Em 2007, o Banco Central brasileiro apurou R$ 18 bilhões em linhas de crédito para imóveis. Em 2013, ultrapassamos os R$ 109 bilhões.
crédito em alta
Transparece um claro exagero tanto no crescimento dos preços quanto do crédito.
Exageros desse tipo podem durar por algum tempo, mas não infinitamente.
Em 2014, o descompasso entre excesso de oferta e demanda fraca chegou finalmente ao setor financeiro.
Também em clima de racionamento, a torneira dos financiamentos imobiliários diminuiu bruscamente sua vazão. Os bancos estão muito mais exigentes para concederem empréstimos, fazendo perguntas que não faziam.
Antes de aprovar o financiamento, a gerente bancária agora verifica até mesmo os gastos do seu cartão de crédito, linha por linha. E pode recusar a liberação por causa disso.
Os bancos apertaram os critérios de concessão, graças às fragilidades que vêm tomando conta da economia brasileira.

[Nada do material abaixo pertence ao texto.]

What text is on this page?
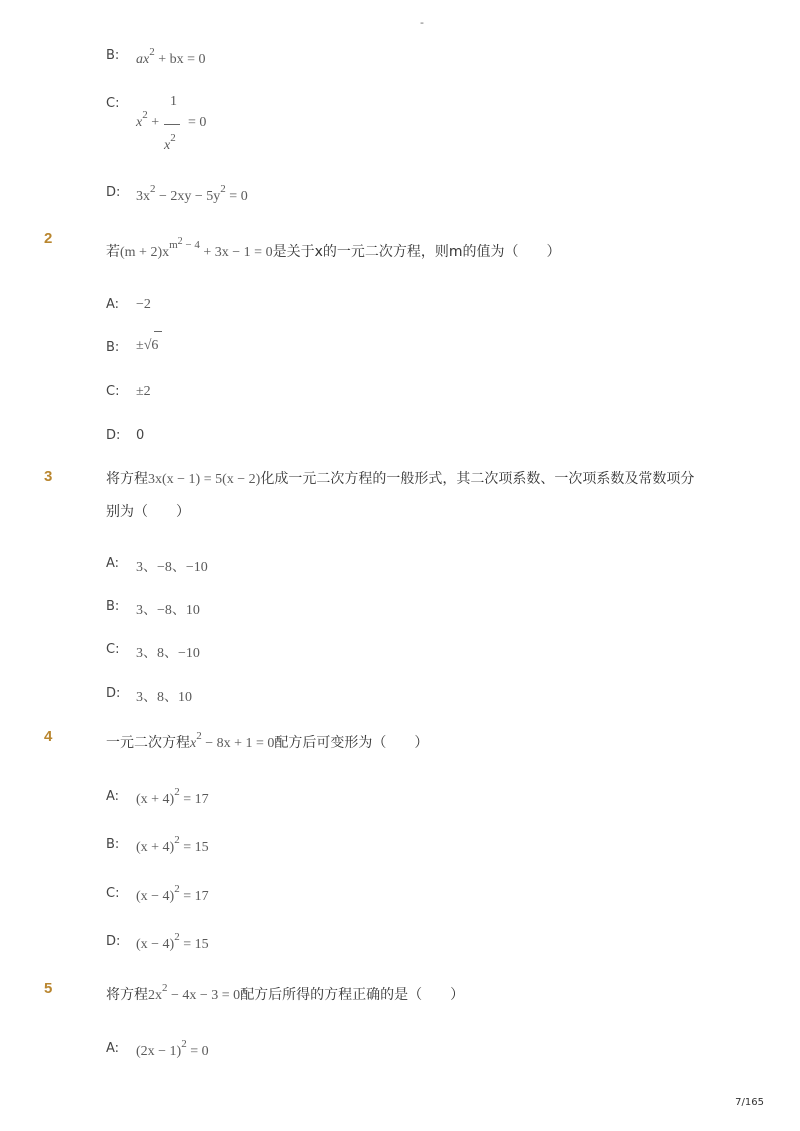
-
B: $ax^2$ + bx = 0
C:	1
$x^2$ + = 0
$x^2$
D: $3x^2 - 2xy - 5y^2 = 0$
2
若$(m + 2)x^{m2 - 4} + 3x - 1 = 0$是关于x的一元二次方程，则m的值为（　　）
A: −2
B: ±√6
C: ±2
D: 0
3	将方程3x(x − 1) = 5(x − 2)化成一元二次方程的一般形式，其二次项系数、一次项系数及常数项分
别为（　　）
A: 3、−8、−10
B: 3、−8、10
C: 3、8、−10
D: 3、8、10
4	一元二次方程$x^2 - 8x + 1 = 0$配方后可变形为（　　）
A: $(x + 4)^2 = 17$
B: $(x + 4)^2 = 15$
C: $(x - 4)^2 = 17$
D: $(x - 4)^2 = 15$
5	将方程$2x^2 - 4x - 3 = 0$配方后所得的方程正确的是（　　）
A: $(2x - 1)^2 = 0$
7/165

Assim, aquele comprador de imóvel que costumava atender a todas as condições passou a ser rejeitado. Não há como fazer o repasse.
Essa tem sido a grande razão para o aumento recente dos distratos.
No distrato, o comprador deixa de ser dono do imóvel e a incorporadora devolve apenas uma parte do dinheiro pago, pesadamente descontado por multas e encargos.
Não é negócio para ninguém, pois o cliente sai no prejuízo e a incorporadora acumula um amplo estoque de imóveis prontos.
É justamente aí que começam as oportunidades para os investidores mais atentos.
A incorporadora que executa muitos distratos tem um belo problema na cabeça: precisa receber 100% do preço do imóvel, com urgência. Enquanto não recebe, o financiamento da construção junto ao banco continua incomodando. Isso eleva a necessidade de capital de giro e induz à pressa na revenda das unidades distratadas.
Não é à toa que estamos vendo tantos saldões de imóveis.
Dados de São Paulo fornecidos pelo Secovi mostram que o ritmo de vendas caiu e o número de meses necessários para vender o estoque cresceu sem precedentes.
Atualmente, levaria em média 13,1 meses para vender todo o estoque de unidades novas do mercado paulista. Um ano atrás, precisaríamos de 7,4 meses.
Só no estado de São Paulo, são cerca de 22 mil imóveis estocados em excesso em relação ao nível normalizado.
As incorporadoras não são bobas, não querem queimar caixa. Por isso, já estão reduzindo dramaticamente seus lançamentos, enquanto apelam para os saldões.
Porém, leva tempo até que esse ajuste de oferta se reflita também nos preços, pois os lançamentos feitos de 2012 para cá já estão nas barrigas das mães, têm seu parto garantido.
Percebe o que aconteceu?
Estamos diante de uma janela de oportunidade única, que agora começa a se abrir.
Contudo, ela ficará aberta por pouco tempo.
Neste período, temos que tirar o melhor proveito possível. Pulamos dentro dessa janela, caçamos os negócios de ouro e voltamos para fora.